Lead Frequently Asked Questions

Lead poisoning is the main consequence of being exposed to lead based paint, especially for children. It is crucial to know the status of your home and to clear all lead paint from your premises. Please allow S.A Barcia Inspections, LLC know if there are any other questions that we may answer for you.

Q. Is breathing in lead bad for you?

Lead poisoning occurs when lead is ingested. Breathing in dust that contains lead can also cause lead poisoning. Lead does not have a smell or taste, and it is not visible to the naked eye. In the United States, lead used to be common in house paint and gasoline.

Q. Enviornmental: What are sources of lead exposure?

Paint: Lead was used in house paint until it was banned in 1978. Dust and paint chips can be generated whenever it deteriorates or is scraped or sanded.

Soil: Lead was widely used in gasoline until 1974, when a gradual regulated phase out began. Lead can be found in high concentrations in the soil surrounding high traffic routes as a result of leaded gasoline fallout. Lead can also be found in the soil surrounding buildings or structures painted with lead-base paint.

Water: Drinking water may contain lead due to the use of lead pipes or lead solder. The use of lead pipes and solder (for potable water supplies) was banned in 1987.

Q. What is considered to be an unacceptable level of lead in paint?

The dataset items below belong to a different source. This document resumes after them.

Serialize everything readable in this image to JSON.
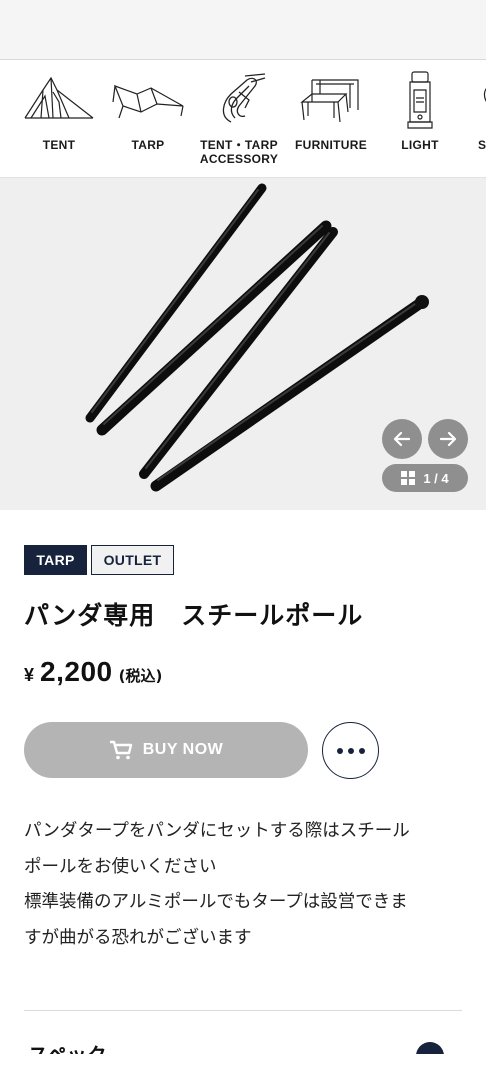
{
  "categories": [
    {
      "label": "TENT",
      "icon": "tent-icon"
    },
    {
      "label": "TARP",
      "icon": "tarp-icon"
    },
    {
      "label": "TENT・TARP\nACCESSORY",
      "icon": "carabiner-icon"
    },
    {
      "label": "FURNITURE",
      "icon": "table-icon"
    },
    {
      "label": "LIGHT",
      "icon": "lantern-icon"
    },
    {
      "label": "S",
      "icon": "partial-icon"
    }
  ],
  "gallery": {
    "counter": "1 / 4",
    "prev_icon": "arrow-left-icon",
    "next_icon": "arrow-right-icon",
    "grid_icon": "grid-icon"
  },
  "product": {
    "tags": [
      "TARP",
      "OUTLET"
    ],
    "title": "パンダ専用　スチールポール",
    "price_symbol": "¥",
    "price": "2,200",
    "tax_note": "(税込)",
    "buy_label": "BUY NOW",
    "description_lines": [
      "パンダタープをパンダにセットする際はスチール",
      "ポールをお使いください",
      "標準装備のアルミポールでもタープは設営できま",
      "すが曲がる恐れがございます"
    ],
    "next_section_heading": "スペック"
  },
  "colors": {
    "navy": "#17233c",
    "buy_disabled": "#b4b4b4",
    "gallery_bg": "#efefef",
    "gallery_control": "#8f8f8f"
  }
}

Lead-based paint is defined by the US Environmental Protection Agency (EPA) as any paint that contains more than 0.5 percent lead by weight (or about 1 milligram per square centimeter of painted surface). This is the "action level" at which the EPA recommends removal of lead paint is it is deteriorating and chipping.

Q. Why is lead dangerous?

The effects of lead-poisoning on children can be devastating. Irreversible learning disabilities as well as lowered intelligence are the usual result. Lead poisoning occurs when lead has been introduced into the bloodstream by ingestion and inhalation of lead dust or fumes. Our bodies cannot distinguish lead from other minerals, like iron and calcium, which our bodies actually need, and sends it directly to vital organs. Lead is then deposited in these organs as well as our brain and bone marrow. Women of childbearing age and children under the age of six are considered to be at the highest risk.

Q. Why are pregnant women and children at such a high risk?

Pregnant women are at a high risk for lead poisoning because any lead that they are exposed to transfers directly to the unborn baby. The main reason for this is the way a child's body assimilates lead (mistaking it for a vital nutrient). In addition, children (both unborn and born) have bodies which are still developing, and are at a low body weight. Hence, small children have a high rate of hand/ toy to mouth contact.

Q. Most common ways that lead may enter your child's body.

  • Putting hands or toys with lead dust on them in their mouths.
  • Eating lead paint chips that peel off the wall.
  • Chewing on window sills, door frames or any other lead painted surface.

Q. What are the symptoms for lead poisoning?

  • Loss of appetite
  • Insomnia
  • Irritability
  • Fatigue
  • Headaches
  • Joint and muscle aches
  • Lack of concentration
  • Learning disabilities
  • Hyperactivity
  • Hearing dysfunction
  • Nausea
  • Wrist or foot drop
  • Anorexia
  • Anemia
  • Seizures
  • Colic
  • Convulsions
  • Tremors
  • Moodiness
  • Decreased sex drive
  • Miscarriage

Q. What are the long term effects of lead poisoning?

Lead poisoning can lead to a variety of health problems in kids, including: decreased bone and muscle growth, poor muscle coordination, damage to the nervous system, kidneys, and or hearing.

Q. Can you die from lead poisoning?

Some of the effects are permanent. In severe cases anemia, seizures, coma, or death may occur.

Q. How will I know if there is lead paint in my home?

You will need to have your home tested by a licensed lead inspector. We can thoroughly check you home for the presence of lead paint and provide you with documentation.

Q. How does the lead Inspector conduct the inspection?

Your home will be inspected thoroughly and tested for lead through, XRF analysis, Paint Chip sampling, and  Dust Wipe sampling. Then, we will generate a record of any and all lead hazards on a detailed report.